I was recently reading an article on The Art of Boardgaming that talks about board game terminology. Joseph throws out a few terms and describes them as a small part of a gamer’s lexicon, and how it can be confusing for someone new to games, or even new to a style of games. It was an interesting read, but I didn’t really think much of it, especially when it comes to Dwarves with Swords (‘cause it’s an easy game!).
Around the same time, Earle asked me what my one line pitch is for Dwarves with Swords. I told him that I typically describe it as “a group building strategic combat game”. I started to insist how this is an easy way to explain the game when I remembered the article from The Art of Boardgaming. Holy moly, I’m assuming an awful lot in that one sentence! So, I thought I’d take some time to really explain what the game is in layman’s terms.
Let’s start with the beginning of my pitch - group building. What the heck is group building? Well, it’s exactly what it sounds like. Building the group you’ll use during the game. Group building isn’t exactly a common mechanism in board games. In fact, when I googled it, I found several links to team building games, which is definitely not this game (actually, it lead to some salty feelings towards each other by the end depending on the level of competitiveness in the players), and didn’t find anything that referred to group building. This surprised me, so I started thinking about the various games I’ve played over the years. The only example I could come up with of actual group building is building a raid (more gamer words!) in World of Warcraft. The only “building” board games I’ve played are deck building games, where you create a deck of cards you’ll use for whatever game you’re playing.
Now, I’m not saying Earle came up with a completely unique game mechanism, but my cursory search of google and my memory confirms that it’s a good thing I’m diving into the Dwarves with Swords interpretation of group building.
So, back to group building.
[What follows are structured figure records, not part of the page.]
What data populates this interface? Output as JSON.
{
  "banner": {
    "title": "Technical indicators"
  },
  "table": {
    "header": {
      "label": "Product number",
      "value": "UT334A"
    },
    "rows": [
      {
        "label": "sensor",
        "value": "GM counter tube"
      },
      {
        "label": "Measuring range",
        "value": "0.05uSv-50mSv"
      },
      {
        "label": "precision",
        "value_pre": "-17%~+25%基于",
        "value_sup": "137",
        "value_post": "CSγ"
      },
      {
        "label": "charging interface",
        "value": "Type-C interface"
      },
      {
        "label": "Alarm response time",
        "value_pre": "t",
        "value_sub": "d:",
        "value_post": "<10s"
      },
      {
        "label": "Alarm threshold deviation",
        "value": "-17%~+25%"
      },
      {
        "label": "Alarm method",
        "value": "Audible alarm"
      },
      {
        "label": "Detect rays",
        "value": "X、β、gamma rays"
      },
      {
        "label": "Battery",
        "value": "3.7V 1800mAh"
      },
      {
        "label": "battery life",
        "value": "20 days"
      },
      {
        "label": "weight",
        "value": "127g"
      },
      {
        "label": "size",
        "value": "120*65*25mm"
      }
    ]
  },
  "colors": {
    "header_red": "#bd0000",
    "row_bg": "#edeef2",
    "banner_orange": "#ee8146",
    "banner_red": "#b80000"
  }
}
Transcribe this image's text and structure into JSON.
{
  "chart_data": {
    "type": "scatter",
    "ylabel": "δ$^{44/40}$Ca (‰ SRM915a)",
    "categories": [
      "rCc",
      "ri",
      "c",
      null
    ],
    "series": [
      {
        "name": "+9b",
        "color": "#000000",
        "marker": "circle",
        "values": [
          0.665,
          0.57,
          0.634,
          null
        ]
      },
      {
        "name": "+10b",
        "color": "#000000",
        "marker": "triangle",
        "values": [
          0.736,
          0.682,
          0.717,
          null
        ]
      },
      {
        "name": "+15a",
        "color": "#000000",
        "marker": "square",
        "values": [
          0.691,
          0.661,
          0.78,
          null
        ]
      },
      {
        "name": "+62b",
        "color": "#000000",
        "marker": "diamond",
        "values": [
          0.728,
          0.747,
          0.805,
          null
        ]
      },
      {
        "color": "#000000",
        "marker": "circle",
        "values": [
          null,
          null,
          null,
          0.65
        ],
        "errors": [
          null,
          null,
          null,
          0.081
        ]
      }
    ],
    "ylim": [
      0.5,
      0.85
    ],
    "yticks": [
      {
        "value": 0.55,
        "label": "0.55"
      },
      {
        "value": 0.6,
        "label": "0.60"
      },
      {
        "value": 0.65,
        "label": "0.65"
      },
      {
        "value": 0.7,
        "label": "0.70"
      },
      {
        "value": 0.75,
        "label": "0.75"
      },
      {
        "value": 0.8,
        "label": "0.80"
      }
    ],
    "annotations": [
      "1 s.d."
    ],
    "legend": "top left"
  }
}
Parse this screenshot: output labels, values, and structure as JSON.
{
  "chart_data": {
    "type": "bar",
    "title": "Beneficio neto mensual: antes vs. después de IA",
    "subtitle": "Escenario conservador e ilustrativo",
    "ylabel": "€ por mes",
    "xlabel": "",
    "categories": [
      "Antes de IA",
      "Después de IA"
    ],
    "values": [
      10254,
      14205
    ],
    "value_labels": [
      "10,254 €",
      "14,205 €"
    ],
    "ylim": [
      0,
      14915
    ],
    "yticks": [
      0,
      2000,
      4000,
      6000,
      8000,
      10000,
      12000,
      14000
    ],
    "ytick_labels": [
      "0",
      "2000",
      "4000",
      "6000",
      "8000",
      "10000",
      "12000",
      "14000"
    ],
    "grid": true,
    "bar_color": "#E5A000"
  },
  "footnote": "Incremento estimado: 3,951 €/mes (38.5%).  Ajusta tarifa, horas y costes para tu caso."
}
Like I mentioned earlier, group building is when you build the group you’ll be using during each game of Dwarves with Swords. In fact, roughly half of a game of Dwarves with Swords happens before the first die is even rolled (unless you’re playing premade groups). You get to craft your perfect army and hope that it has the ability to crush your enemies. While you’re building your army, your opponents are also building their armies. I’m sure you can see the difficulty in that. You have to try to predict what your opponents are doing and counter that. Of course, they are doing the same, so it can turn into a game of multiple levels of reverse psychology. Like the best Rock, Paper, Scissors game ever.
For the record, armies have two groups, and the groups are made up of made up of 9 dwarves - Brewmasters, Broadswords, Mageswords, and Longswords - in any order you want.
Well, not exactly. Group building can be extremely nuanced, which is what makes the game different each time you thrown down. The formation dictates the various Action Cards a group can use, and that formation is entirely up to the player. I’ve seen group building done a variety of ways. My preferred method is to basically feel out which dwarf I’m in the mood to play, and then find a few Action Cards to go along with my mood. Earle generally picks out a few Action Cards he wants to try out and creates a group around the required formations. I’ve seen other people pour over every single action card and try to pick an army that gives them access to as many as possible, effectively trying to beat the game (nobody has been successful at that yet).
So, that’s group building. The first half of my pitch. I’d like to point out that it took me 5 paragraphs to explain those two little words. I hope it helped explain it a little! I definitely enjoyed breaking it down.